In Australia, the retail sales jumped by a record 16.3% m-o-m in May as consumers rushed to stores following the easing of Covid-19 lockdown measures. The Aussie remained little changed against the greenback. But from a technical perspective, we are about to see a formation of golden cross on the AUDUSD daily chart, where the 50-day moving average is about to cross above the 200-day moving average. The latter bullish formation could enhance tactical long positions in AUDUSD and encourage another move above the 0.70 mark.

British retail sales soared 12% versus 6.3% expected by analysts and -18.1% printed a month earlier.

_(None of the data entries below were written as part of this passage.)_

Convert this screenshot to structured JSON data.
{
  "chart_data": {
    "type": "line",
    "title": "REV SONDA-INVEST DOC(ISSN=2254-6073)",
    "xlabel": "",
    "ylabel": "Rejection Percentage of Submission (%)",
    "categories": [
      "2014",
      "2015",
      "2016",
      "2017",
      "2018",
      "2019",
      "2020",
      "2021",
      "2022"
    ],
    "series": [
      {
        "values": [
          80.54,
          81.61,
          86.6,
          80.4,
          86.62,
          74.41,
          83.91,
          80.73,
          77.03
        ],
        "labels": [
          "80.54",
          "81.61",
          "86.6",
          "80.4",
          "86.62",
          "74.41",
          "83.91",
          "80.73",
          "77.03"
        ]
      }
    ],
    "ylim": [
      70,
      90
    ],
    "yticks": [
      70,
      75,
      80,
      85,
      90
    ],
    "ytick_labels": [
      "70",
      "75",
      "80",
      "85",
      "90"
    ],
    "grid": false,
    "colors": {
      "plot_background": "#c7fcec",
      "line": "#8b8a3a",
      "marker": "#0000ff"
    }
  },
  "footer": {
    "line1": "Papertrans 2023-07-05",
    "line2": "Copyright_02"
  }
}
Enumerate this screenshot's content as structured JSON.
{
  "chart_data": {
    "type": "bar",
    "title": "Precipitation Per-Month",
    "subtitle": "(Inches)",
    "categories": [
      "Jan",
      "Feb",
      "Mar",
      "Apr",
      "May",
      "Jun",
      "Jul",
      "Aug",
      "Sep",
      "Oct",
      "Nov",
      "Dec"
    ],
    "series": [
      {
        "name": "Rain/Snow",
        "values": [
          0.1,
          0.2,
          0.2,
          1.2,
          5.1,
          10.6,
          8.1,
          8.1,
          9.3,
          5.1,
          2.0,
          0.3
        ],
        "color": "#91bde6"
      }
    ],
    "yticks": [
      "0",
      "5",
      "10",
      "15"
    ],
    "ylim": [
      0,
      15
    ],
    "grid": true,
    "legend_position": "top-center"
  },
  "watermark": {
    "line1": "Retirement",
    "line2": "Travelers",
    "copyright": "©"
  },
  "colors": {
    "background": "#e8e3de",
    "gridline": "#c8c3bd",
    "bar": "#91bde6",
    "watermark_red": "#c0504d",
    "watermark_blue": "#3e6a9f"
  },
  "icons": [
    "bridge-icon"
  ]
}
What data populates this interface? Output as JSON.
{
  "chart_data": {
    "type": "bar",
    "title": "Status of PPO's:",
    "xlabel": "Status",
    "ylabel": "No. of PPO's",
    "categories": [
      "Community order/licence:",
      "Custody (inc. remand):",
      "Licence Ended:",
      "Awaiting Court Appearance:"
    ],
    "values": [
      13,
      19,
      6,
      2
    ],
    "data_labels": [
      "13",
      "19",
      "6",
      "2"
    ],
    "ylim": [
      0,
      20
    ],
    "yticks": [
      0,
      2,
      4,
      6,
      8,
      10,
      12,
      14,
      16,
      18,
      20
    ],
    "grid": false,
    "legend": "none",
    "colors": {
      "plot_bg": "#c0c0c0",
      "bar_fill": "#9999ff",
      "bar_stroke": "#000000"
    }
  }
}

A side note before we move forward. While the post-Covid jump in global retail sales should remain short-lived, the normalization in economic activity and rising oil prices will certainly have a significant inflationary effect across the world economy. If the recovery doesn’t follow the pace of the pickup in consumer prices, the central banks may find themselves stuck with ultra-unorthodox policies, a thin margin for more action, rising inflation and high employment. In summary, the stagflation is the greatest risk of today’s ultra-loose monetary policies and may hit the emerging markets heavier than the G10 economies.